Deutsche Bank’s sale of stake in Hua Xia gets watchdog’s nod

Pedestrians pass a branch of Deutsche Bank in Berlin, Germany.

Krisztian Bocsi | Bloomberg | Getty Images
Pedestrians pass a branch of Deutsche Bank in Berlin, Germany.

Deutsche Bank’s sale of a 20 percent stake in Chinese peer Hua Xia to PICC Property and Casualty has received regulatory approval, Germany’s flagship lender said on Thursday.

Hopes to expand into the Chinese banking market never materialized for Deutsche Bank as for several other Western lenders.
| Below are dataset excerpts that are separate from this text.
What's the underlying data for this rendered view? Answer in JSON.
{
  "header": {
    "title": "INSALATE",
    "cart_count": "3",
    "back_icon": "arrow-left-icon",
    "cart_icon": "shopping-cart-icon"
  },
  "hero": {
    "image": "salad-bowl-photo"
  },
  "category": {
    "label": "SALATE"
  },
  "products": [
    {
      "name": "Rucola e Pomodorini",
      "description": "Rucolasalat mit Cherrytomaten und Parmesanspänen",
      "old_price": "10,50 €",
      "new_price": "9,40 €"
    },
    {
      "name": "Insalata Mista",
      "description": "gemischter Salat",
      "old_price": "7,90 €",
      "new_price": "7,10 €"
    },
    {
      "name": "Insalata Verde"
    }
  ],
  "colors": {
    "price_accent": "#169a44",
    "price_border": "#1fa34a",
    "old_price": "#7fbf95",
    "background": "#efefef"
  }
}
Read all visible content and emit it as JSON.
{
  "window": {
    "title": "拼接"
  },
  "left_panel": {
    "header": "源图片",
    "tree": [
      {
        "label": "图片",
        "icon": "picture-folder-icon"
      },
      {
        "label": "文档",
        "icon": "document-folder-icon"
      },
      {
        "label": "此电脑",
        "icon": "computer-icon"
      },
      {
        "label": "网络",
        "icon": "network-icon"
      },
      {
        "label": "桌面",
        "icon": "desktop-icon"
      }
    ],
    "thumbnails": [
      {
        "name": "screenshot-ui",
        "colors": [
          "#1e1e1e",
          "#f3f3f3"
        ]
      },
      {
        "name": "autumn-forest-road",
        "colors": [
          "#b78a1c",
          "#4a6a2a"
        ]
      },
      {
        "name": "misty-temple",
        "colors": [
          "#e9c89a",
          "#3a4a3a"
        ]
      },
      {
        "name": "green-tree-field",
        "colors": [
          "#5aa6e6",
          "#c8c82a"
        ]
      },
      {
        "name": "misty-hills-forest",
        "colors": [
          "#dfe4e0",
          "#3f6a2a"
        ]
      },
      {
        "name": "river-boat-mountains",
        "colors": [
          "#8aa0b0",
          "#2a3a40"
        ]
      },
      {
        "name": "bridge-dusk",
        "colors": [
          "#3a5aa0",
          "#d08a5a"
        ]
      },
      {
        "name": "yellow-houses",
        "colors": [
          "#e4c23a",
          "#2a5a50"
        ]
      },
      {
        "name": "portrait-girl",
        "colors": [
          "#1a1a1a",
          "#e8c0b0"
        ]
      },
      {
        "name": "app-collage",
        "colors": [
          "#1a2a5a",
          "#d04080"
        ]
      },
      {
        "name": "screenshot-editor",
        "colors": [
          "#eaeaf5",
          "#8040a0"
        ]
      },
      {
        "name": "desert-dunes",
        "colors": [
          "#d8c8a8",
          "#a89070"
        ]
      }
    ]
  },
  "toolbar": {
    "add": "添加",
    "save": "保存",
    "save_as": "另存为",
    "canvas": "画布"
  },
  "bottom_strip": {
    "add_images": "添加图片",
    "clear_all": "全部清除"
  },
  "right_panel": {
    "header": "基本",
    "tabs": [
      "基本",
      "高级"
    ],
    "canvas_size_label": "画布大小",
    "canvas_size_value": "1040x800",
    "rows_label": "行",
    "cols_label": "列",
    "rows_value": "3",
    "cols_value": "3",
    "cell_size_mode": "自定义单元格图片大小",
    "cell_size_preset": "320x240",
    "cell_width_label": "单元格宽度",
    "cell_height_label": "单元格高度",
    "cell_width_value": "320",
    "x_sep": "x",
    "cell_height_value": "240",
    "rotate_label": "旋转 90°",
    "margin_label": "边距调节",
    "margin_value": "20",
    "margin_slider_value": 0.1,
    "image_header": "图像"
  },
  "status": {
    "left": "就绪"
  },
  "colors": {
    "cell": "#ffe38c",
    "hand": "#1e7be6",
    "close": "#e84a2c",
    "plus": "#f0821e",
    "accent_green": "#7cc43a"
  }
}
Bank of America reacted in 2013 by divesting a shareholding in China Construction Bank, while Citigroup sold its stake in Chinese lender Guangfa earlier this year.

Deutsche Bank, which faces large legal costs for cleaning up past missteps as well as for reinventing itself in a changed market and regulatory environment decided the sale of the Hua Xia stake, in which Deutsche Bank invested in 2006, in December 2015.

But it took Hua Xia longer than expected to obtain clearance for the deal from the China Banking Regulatory Commission, weighing on the price of the sale.

While Deutsche Bank had said last year that it was selling the stake for 23 to 25.7 billion yuan or 3.2 to 3.7 billion euros ($3.6-4.1 billion), a move in exchange rates means that the price has come down to 3 to 3.5 billion euros.

At the beginning of 2015, the stake’s market value stood at 4 billion euros, but it plunged in a global selloff of Chinese equities

Deutsche Bank wrote down the value of the stake to 2.8 billion euros in its books as of Sept. 30, among other due to dividend payments receives from Hua Xia.

New bank rules make it disadvantageous for banks to hold minority stakes in other lenders.

The Hua Xia divestment frees up capital and boosts Deutsche Bank’s capital ratio by 50 basis points to 11.6 percent. The effect of the sale had already been taken into account in the European Central Bank’s stress test of Europe’s banks in summer.